Overview

T-Cell Replete Haploidentical Donor Hematopoietic Stem Cell Plus Natural Killer (NK) Cell Transplantation in Patients With Hematologic Malignancies Relapsed or Refractory Despite Previous Allogeneic Transplant

Status:
Terminated

Trial end date:
2015-12-01

Target enrollment:
0

Participant gender:
All

Summary

The primary aim of this protocol is to evaluate if the one-year survival is significantly improved in the group of patients who receive a T-cell replete haploidentical donor hematopoietic cell transplant (HCT) with a novel reduced intensity conditioning regimen. Study population will consist of patients (21 years or under) with hematologic malignancies that have relapsed or are refractory after prior allogeneic transplant. Toxicity will be evaluated by the rate of transplant related mortality and the rates of moderate and severe graft-versus-host disease (GvHD) at day 100. The investigators will describe event-free, and disease-free survival at one year, as well as the rates of hematopoietic recovery and donor engraftment and study comprehensively immune reconstitution following T-cell replete haploidentical transplantation.

Phase:

Phase 2

Accepts Healthy Volunteers?

Details

Lead Sponsor:

St. Jude Children's Research Hospital

Collaborator:

Assisi Foundation

Treatments:

Antilymphocyte Serum
Antineoplastic Agents
Busulfan
Clofarabine
Cyclophosphamide
Cytarabine
Immunosuppressive Agents
JM 3100
Mycophenolate mofetil
Mycophenolic Acid
Plerixafor
Tacrolimus
Thymoglobulin

Criteria

Inclusion Criteria - for transplant recipient:

- Age less than 21 years.

- One of the following hematologic malignancies that has relapsed or remains refractory
after prior allogeneic HCT:

- Acute lymphoblastic leukemia (ALL)

- Acute myeloid leukemia (AML) (including myeloid sarcoma)

- Chronic myelogenous leukemia (CML), juvenile myelomonocytic leukemia (JMML),
myelodysplastic syndrome (MDS), Hodgkin or non-Hodgkin lymphoma (NHL)

- Has a suitable single haplotype matched (≥ 3 of 6) family member donor.
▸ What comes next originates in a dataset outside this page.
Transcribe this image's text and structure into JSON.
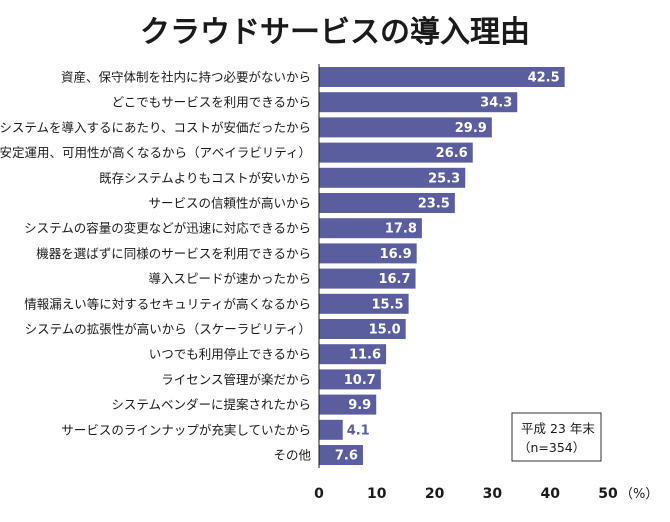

- Does not have any other active malignancy other than the one for which this transplant
is indicated.

- If prior central nervous system (CNS) leukemia, it must be treated and have no
evidence of CNS disease

- Does not have current uncontrolled bacterial, fungal, or viral infection per the
judgment of the principal investigator.

- Patient must fulfill pre-transplant evaluation:

- Left ventricular ejection fraction greater than 40%, or shortening fraction
greater than or equal to 25%.

- Creatinine clearance or Glomerular Filtration Rate of ≥70 ml/min/1.73m^2.

- Forced vital capacity (FVC) ≥ 40% of predicted value; or pulse oximetry ≥ 92% on
room air if patient is unable to perform pulmonary function testing.

- Karnofsky or Lansky (age-dependent) performance score ≥ 50.

- Total bilirubin ≤ 1.5 times the upper limit of normal for age.

- Alanine aminotransferase (ALT) ≤ 3 times the upper limit of normal for age.

- Not pregnant. If female with child bearing potential, must be confirmed by
negative serum or urine pregnancy test within 14 days prior to enrollment.

- Not breast feeding.

- Does not have active acute bronchiolitis obliterans or bronchiolitis obliterans
organizing pneumonia.

Inclusion Criteria - for donor:

- At least single haplotype matched (≥ 3 of 6) family member,

- At least 18 years of age.

- Human immunodeficiency virus (HIV) negative.

- Not pregnant as confirmed by negative serum or urine pregnancy test within 14 days
prior to enrollment (if female).

- Not breast feeding.

- A suitable donor is identified as either:

- Has completed the process of donor eligibility determination as outlined in 21
CFR 1271 and agency guidance; OR

- Does not meet 21 CFR 1271 eligibility requirements, but has a declaration of
urgent medical need completed by the principal investigator or physician
sub-investigator per 21 CFR 1271.

Exclusion Criteria:

- Does not meet above inclusion criteria.